Suppose that the oscillator frequency is changed slightly to ##w \rightarrow \sqrt{1+\epsilon} w## What are the exact new energy eigenvalues? Now calculate the first order perturbation in the energy and compare with the exact answer.

## Homework Equations

In a), perhaps that ##a|n\rangle = \sqrt{n}|n-1\rangle## and that ##a^{\dagger} |n\rangle = \sqrt{n+1} |n+1\rangle##

## The Attempt at a Solution

In a), write out the commutator explicitly ##aa^{\dagger} - a^{\dagger}a = 1##. Now I tried various manipulations of this equation to get something that resembled the equation given. Multiply by ##(a^{\dagger})^2## on the left and ##|0\rangle## on the right would give ##(a^{\dagger})^2 a a^{\dagger} |0\rangle - (a^{\dagger})^3 a|0\rangle = (a^{\dagger})^2 |0\rangle.## But this simplifies to LHS=RHS, so it is of no use.
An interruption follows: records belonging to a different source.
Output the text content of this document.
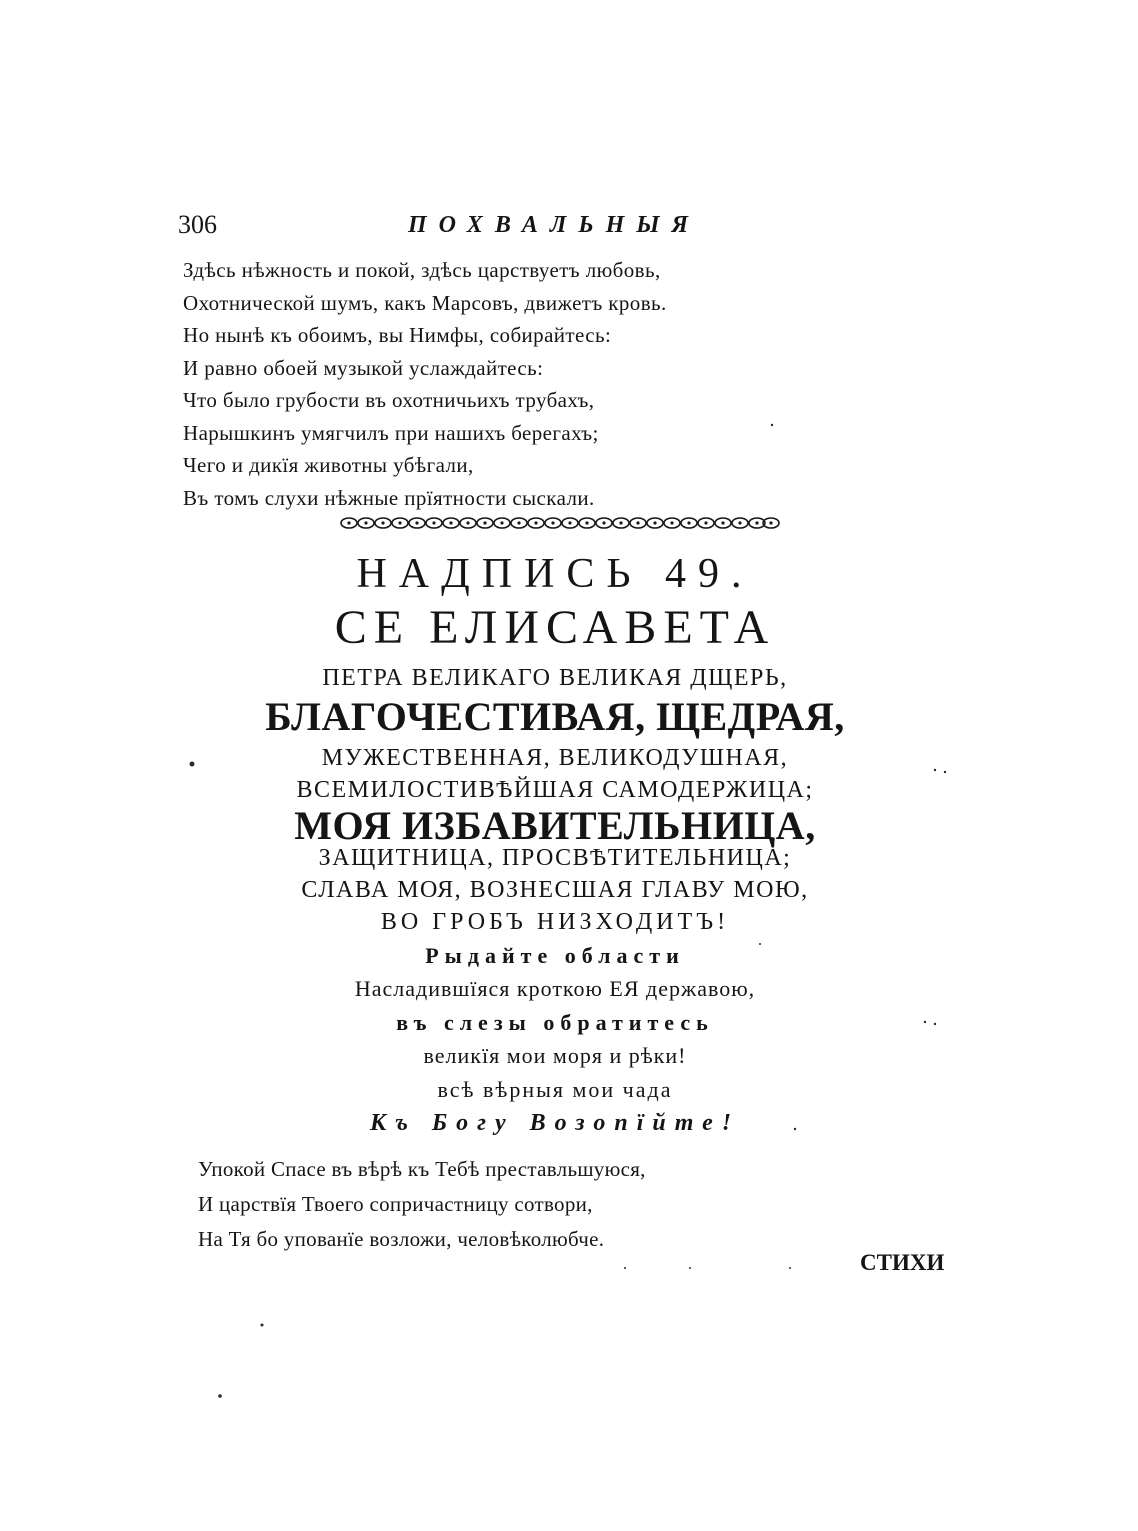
306	ПОХВАЛЬНЫЯ
Здѣсь нѣжность и покой, здѣсь царствуетъ любовь,
Охотнической шумъ, какъ Марсовъ, движетъ кровь.
Но нынѣ къ обоимъ, вы Нимфы, собирайтесь:
И равно обоей музыкой услаждайтесь:
Что было грубости въ охотничьихъ трубахъ,
Нарышкинъ умягчилъ при нашихъ берегахъ;
Чего и дикїя животны убѣгали,
Въ томъ слухи нѣжные прїятности сыскали.
НАДПИСЬ 49.
СЕ ЕЛИСАВЕТА
ПЕТРА ВЕЛИКАГО ВЕЛИКАЯ ДЩЕРЬ,
БЛАГОЧЕСТИВАЯ, ЩЕДРАЯ,
МУЖЕСТВЕННАЯ, ВЕЛИКОДУШНАЯ,
ВСЕМИЛОСТИВѢЙШАЯ САМОДЕРЖИЦА;
МОЯ ИЗБАВИТЕЛЬНИЦА,
ЗАЩИТНИЦА, ПРОСВѢТИТЕЛЬНИЦА;
СЛАВА МОЯ, ВОЗНЕСШАЯ ГЛАВУ МОЮ,
ВО ГРОБЪ НИЗХОДИТЪ!
Рыдайте области
Насладившїяся кроткою ЕЯ державою,
въ слезы обратитесь
великїя мои моря и рѣки!
всѣ вѣрныя мои чада
Къ Богу Возопїйте!
Упокой Спасе въ вѣрѣ къ Тебѣ преставльшуюся,
И царствїя Твоего сопричастницу сотвори,
На Тя бо упованїе возложи, человѣколюбче.
СТИХИ
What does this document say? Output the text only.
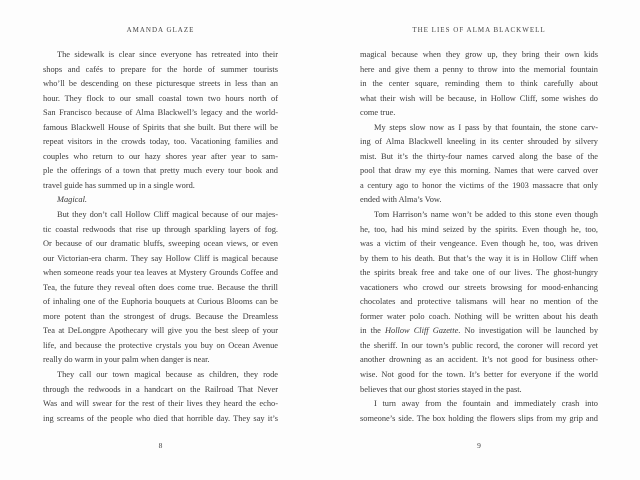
AMANDA GLAZE
The sidewalk is clear since everyone has retreated into their
shops and cafés to prepare for the horde of summer tourists
who’ll be descending on these picturesque streets in less than an
hour. They flock to our small coastal town two hours north of
San Francisco because of Alma Blackwell’s legacy and the world-
famous Blackwell House of Spirits that she built. But there will be
repeat visitors in the crowds today, too. Vacationing families and
couples who return to our hazy shores year after year to sam-
ple the offerings of a town that pretty much every tour book and
travel guide has summed up in a single word.
Magical.
But they don’t call Hollow Cliff magical because of our majes-
tic coastal redwoods that rise up through sparkling layers of fog.
Or because of our dramatic bluffs, sweeping ocean views, or even
our Victorian-era charm. They say Hollow Cliff is magical because
when someone reads your tea leaves at Mystery Grounds Coffee and
Tea, the future they reveal often does come true. Because the thrill
of inhaling one of the Euphoria bouquets at Curious Blooms can be
more potent than the strongest of drugs. Because the Dreamless
Tea at DeLongpre Apothecary will give you the best sleep of your
life, and because the protective crystals you buy on Ocean Avenue
really do warm in your palm when danger is near.
They call our town magical because as children, they rode
through the redwoods in a handcart on the Railroad That Never
Was and will swear for the rest of their lives they heard the echo-
ing screams of the people who died that horrible day. They say it’s
8
THE LIES OF ALMA BLACKWELL
magical because when they grow up, they bring their own kids
here and give them a penny to throw into the memorial fountain
in the center square, reminding them to think carefully about
what their wish will be because, in Hollow Cliff, some wishes do
come true.
My steps slow now as I pass by that fountain, the stone carv-
ing of Alma Blackwell kneeling in its center shrouded by silvery
mist. But it’s the thirty-four names carved along the base of the
pool that draw my eye this morning. Names that were carved over
a century ago to honor the victims of the 1903 massacre that only
ended with Alma’s Vow.
Tom Harrison’s name won’t be added to this stone even though
he, too, had his mind seized by the spirits. Even though he, too,
was a victim of their vengeance. Even though he, too, was driven
by them to his death. But that’s the way it is in Hollow Cliff when
the spirits break free and take one of our lives. The ghost-hungry
vacationers who crowd our streets browsing for mood-enhancing
chocolates and protective talismans will hear no mention of the
former water polo coach. Nothing will be written about his death
in the Hollow Cliff Gazette. No investigation will be launched by
the sheriff. In our town’s public record, the coroner will record yet
another drowning as an accident. It’s not good for business other-
wise. Not good for the town. It’s better for everyone if the world
believes that our ghost stories stayed in the past.
I turn away from the fountain and immediately crash into
someone’s side. The box holding the flowers slips from my grip and
9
b)New energy eigenvalues would be ##E_n = \hbar (\sqrt{1+\epsilon} w) (n+1/2)## and the shift is ##E' = \langle n | \hat{H'} | n\rangle## where ##\hat{H'}## is the Hamiltonian above but with ##w## replaced with ##\sqrt{1+\epsilon}w## Do we treat ##\epsilon## as a constant here?

Many thanks.